Aussies make easy one-day transfer
One day captain Ricky Ponting says the Test side's brisk scoring rate is making the transition to limited overs cricket an easier one for the Australian team.
Australia scored 1,796 runs in the first three Ashes Tests this summer at a run rate of 4.08 an over, a healthy turnover for a team in the abbreviated form of the game.
It was an ominous warning before the one-day tri-series - also featuring Sri Lanka - begins with a day-night match between Australia and England at the SCG on Friday week.
With Darren Lehmann's recent elevation to the Test side, there is now only two changes of personnel between the Australian team in creams and the unit dressed in coloured outfits.
Test captain Steve Waugh and Justin Langer make way for Michael Bevan and allrounder Shane Watson.
Under Ponting's tenure, the Australian one-day side has gone from strength to strength after national selectors axed Mark and Steve Waugh from the team earlier this year.
"The way we batted (in the Tests) it probably seemed a bit that way at one stage," Ponting said when asked if the Test side played as aggressively as a one-day unit.
"When I was batting the other day we were scoring at over six (runs) an over, it is not a deliberate plan, it is just the way things are happening.
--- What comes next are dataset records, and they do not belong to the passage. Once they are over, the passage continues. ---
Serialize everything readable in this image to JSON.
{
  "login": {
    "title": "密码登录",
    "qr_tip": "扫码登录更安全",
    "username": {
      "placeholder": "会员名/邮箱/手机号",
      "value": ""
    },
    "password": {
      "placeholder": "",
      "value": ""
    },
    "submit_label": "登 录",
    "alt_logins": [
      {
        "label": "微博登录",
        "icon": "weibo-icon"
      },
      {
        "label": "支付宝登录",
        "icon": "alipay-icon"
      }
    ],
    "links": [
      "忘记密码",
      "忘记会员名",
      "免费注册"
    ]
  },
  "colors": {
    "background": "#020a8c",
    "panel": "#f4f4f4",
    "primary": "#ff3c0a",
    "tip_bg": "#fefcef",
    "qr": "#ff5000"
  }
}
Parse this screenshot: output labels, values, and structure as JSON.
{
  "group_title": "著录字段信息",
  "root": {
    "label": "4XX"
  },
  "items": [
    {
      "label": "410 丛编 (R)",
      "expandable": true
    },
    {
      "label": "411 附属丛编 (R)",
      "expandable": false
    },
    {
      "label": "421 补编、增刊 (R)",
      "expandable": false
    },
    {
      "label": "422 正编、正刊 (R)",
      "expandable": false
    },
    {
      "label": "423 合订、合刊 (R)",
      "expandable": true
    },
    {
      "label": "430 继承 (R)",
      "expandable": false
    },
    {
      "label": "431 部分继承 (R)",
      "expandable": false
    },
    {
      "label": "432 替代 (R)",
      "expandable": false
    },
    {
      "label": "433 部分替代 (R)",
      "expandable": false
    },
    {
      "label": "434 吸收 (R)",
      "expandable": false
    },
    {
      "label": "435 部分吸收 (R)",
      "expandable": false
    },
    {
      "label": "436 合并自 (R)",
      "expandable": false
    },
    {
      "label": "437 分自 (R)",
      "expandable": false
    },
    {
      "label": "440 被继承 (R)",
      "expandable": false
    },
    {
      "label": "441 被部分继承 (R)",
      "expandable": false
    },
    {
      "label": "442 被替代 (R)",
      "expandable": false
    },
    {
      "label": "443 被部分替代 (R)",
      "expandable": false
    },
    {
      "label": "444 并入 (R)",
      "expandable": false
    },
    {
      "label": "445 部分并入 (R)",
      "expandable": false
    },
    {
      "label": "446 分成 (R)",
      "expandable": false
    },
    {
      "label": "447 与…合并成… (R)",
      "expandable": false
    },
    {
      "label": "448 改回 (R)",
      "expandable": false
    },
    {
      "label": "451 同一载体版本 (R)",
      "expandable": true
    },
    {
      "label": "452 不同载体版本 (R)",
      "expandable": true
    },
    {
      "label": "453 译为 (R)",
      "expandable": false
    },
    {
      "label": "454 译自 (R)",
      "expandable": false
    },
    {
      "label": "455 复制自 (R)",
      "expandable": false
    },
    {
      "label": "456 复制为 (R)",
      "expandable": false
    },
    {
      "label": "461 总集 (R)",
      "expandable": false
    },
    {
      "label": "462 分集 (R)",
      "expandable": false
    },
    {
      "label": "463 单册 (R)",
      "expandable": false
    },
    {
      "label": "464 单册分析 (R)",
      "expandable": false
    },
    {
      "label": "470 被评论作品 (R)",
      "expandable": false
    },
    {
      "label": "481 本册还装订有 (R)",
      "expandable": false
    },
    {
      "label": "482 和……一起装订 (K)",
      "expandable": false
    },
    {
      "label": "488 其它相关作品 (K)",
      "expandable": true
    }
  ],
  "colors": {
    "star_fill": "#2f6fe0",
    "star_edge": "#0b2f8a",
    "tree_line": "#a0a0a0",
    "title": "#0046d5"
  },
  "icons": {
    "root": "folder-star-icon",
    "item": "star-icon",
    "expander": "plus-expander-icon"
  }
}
"We are a very confident side, all the players are confident and and we are playing that way at the moment.
"The last couple of years we have been able to score fairly quickly when we have batted, the games might be coming a little bit closer together."
But Ponting said the abbreviated form had moved on enormously in terms of tactics since Australia won its second World Cup crown in England in 1999.
"It is a very different game, your mind set is obviously a lot different playing a one-day game compared to a Test match," he said.
However, Ponting conceded he tried not to change his batting style.
"It's fairly similar for me, hopefully I won't change things around too much and approach it the same way, and hopefully the transition won't be too hard," he said.